Zollo and other Hollywood residents expressed outrage last week when Los Angeles County Metropolitan Transit Authority workers chopped down 31 large ficus trees near Hollywood and Vine as part of a project to build a Metro Rail subway stop. That the transit agency gave residents less than 24 hours' notice, he said, was the unkindest cut of all.
"Trees are not like furniture," said Zollo, a musician and journalist. "If they get in the way, you don't just get rid of them."
Los Angeles city officials said that because of special exemptions granted to MTA over two years ago, the transit agency was not required to hold public hearings over the tree removal. Nevertheless, Councilwoman member Jackie Goldberg plans to introduce a motion next week to curb the agency's power to landscape without hearing from residents. In the coming months, construction work will begin on two more subway stations on the boulevard, at Highland and Western avenues.
"We knew (the trees) would be removed, but not chopped down," said Veronica Gutierrez, an aide to Goldberg.
Steve Chesser, an MTA spokesman, said the agency discussed replanting the ficus trees in another location but rejected the idea because the roots were too extensive.
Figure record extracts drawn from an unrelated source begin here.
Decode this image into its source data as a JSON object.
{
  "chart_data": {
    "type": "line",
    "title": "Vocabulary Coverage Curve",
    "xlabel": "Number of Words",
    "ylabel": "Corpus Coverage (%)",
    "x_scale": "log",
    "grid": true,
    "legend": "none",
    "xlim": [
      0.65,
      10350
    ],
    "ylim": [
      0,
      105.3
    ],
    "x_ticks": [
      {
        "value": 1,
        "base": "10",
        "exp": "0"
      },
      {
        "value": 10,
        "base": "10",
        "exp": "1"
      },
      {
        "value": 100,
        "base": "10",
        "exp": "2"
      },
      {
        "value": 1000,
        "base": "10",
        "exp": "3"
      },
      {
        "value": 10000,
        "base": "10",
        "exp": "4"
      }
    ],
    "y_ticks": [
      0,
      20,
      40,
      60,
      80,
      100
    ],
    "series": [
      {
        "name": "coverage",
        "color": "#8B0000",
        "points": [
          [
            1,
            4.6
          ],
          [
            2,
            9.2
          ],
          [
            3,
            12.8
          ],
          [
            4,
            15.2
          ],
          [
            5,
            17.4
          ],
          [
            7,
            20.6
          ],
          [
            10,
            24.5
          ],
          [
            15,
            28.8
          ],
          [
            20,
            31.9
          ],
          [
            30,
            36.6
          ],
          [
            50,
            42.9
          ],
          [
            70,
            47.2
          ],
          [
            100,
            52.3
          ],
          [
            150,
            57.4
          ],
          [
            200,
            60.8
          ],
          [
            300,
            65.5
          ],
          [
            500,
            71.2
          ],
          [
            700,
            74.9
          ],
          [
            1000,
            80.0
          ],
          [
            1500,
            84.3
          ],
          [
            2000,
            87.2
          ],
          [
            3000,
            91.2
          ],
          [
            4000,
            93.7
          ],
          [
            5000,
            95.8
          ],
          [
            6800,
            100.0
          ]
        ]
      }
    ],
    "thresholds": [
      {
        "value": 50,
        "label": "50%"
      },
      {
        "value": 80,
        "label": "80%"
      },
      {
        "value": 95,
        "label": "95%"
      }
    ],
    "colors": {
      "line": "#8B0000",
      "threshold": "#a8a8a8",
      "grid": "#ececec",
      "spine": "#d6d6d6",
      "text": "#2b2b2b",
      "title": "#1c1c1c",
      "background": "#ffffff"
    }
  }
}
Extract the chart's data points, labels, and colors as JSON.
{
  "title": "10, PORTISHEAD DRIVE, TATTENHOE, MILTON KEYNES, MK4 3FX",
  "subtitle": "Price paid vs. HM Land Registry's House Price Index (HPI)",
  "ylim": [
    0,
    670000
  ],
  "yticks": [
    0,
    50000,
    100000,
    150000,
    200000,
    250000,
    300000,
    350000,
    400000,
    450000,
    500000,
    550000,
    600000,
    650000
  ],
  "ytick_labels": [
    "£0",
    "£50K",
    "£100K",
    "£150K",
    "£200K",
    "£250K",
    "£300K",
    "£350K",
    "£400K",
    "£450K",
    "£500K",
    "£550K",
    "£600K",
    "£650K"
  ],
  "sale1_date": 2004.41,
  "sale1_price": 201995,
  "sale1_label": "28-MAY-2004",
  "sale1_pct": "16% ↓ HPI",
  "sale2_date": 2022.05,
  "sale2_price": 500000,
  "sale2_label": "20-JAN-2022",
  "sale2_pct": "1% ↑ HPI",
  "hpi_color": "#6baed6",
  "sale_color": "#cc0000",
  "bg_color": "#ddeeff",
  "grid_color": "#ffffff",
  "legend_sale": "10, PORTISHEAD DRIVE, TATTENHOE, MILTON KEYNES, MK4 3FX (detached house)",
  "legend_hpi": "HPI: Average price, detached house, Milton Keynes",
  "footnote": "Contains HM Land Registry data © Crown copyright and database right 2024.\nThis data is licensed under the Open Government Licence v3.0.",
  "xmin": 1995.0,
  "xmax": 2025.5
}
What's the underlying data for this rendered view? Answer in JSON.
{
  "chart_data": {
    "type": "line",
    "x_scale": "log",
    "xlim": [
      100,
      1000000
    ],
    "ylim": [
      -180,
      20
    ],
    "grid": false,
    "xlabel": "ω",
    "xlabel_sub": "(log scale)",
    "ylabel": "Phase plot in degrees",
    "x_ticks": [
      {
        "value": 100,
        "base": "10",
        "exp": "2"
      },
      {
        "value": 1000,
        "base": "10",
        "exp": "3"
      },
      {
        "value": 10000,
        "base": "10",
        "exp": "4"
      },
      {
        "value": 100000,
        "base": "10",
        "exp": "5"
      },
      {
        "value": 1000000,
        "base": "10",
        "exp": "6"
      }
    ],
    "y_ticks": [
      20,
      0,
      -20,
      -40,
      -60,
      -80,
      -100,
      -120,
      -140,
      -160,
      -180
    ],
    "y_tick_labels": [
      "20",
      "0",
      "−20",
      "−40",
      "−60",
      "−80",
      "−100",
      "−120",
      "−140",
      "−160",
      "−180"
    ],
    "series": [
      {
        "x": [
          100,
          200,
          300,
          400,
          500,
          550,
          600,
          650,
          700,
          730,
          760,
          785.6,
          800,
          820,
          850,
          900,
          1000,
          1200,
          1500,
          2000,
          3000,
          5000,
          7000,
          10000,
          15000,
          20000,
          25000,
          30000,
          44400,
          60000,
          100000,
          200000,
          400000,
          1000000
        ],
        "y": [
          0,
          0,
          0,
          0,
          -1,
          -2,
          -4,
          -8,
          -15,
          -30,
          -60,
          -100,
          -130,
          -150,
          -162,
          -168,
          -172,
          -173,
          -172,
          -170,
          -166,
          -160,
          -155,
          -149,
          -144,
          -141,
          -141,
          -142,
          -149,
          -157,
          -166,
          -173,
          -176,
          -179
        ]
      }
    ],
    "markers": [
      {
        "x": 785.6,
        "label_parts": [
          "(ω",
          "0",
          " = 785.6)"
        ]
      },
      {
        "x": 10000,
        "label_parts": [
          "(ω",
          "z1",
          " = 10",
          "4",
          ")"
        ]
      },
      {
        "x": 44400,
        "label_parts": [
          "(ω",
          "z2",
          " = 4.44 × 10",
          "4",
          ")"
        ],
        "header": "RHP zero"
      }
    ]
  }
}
He added that the agency would landscape the Hollywood-and-Vine area with Mexican fan palms and ficus trees at the subway stop's scheduled 1998 opening.
The ficus fracas comes amid a larger struggle between city officials and Hollywood residents, some of whom have vigorously opposed both Metro Rail construction and longstanding government attempts to redevelop the neighborhood. Just last year, local activists bitterly complained when the Community Redevelopment Agency removed ficus trees along the boulevard as part of a beautification effort.
City officials could not immediately confirm the age of those ficus trees, but Bobbie Green, a superintendent for the Department of Public Works, said they have grown there for at least 30 years. He was unsure whether they had been originally planted by the city or residents, but noted that boulevard merchants pay the city to have the trees trimmed twice a year.
Under city laws, Green said, anyone wishing to remove a tree must obtain a permit, a process that involves inspections and public hearings and can take longer than 60 days. Yet the public works department agreed to exempt MTA from that requirement in January, 1992.
"We were just trying to cooperate with Metro Rail and expedite their (construction) requests," Green said.
Zollo and other residents said they knew nothing of the exemption, and did not learn of the planned tree removal until May 16, the morning the cutting occurred, when MTA workers posted flyers dated the previous Friday. Chesser said public meetings had been held previously on the subject of tree removal but he could not immediately provide details.
"This just proves our point," said longtime activist Robert Nudelman. MTA, he said, has "no interest in keeping people informed; they just want to do whatever they want, whenever they want."
Gutierrez said that Goldberg, in her motion next week, will ask Public Works to rescind the MTA exemption in an effort to prevent tree removal at the Highland and Western avenues stops. In the meantime, Hollywood residents are left contemplating their newly denuded corner.
"These trees provided oxygen and shade," said Zollo, "both of which Hollywood Boulevard desperately needs."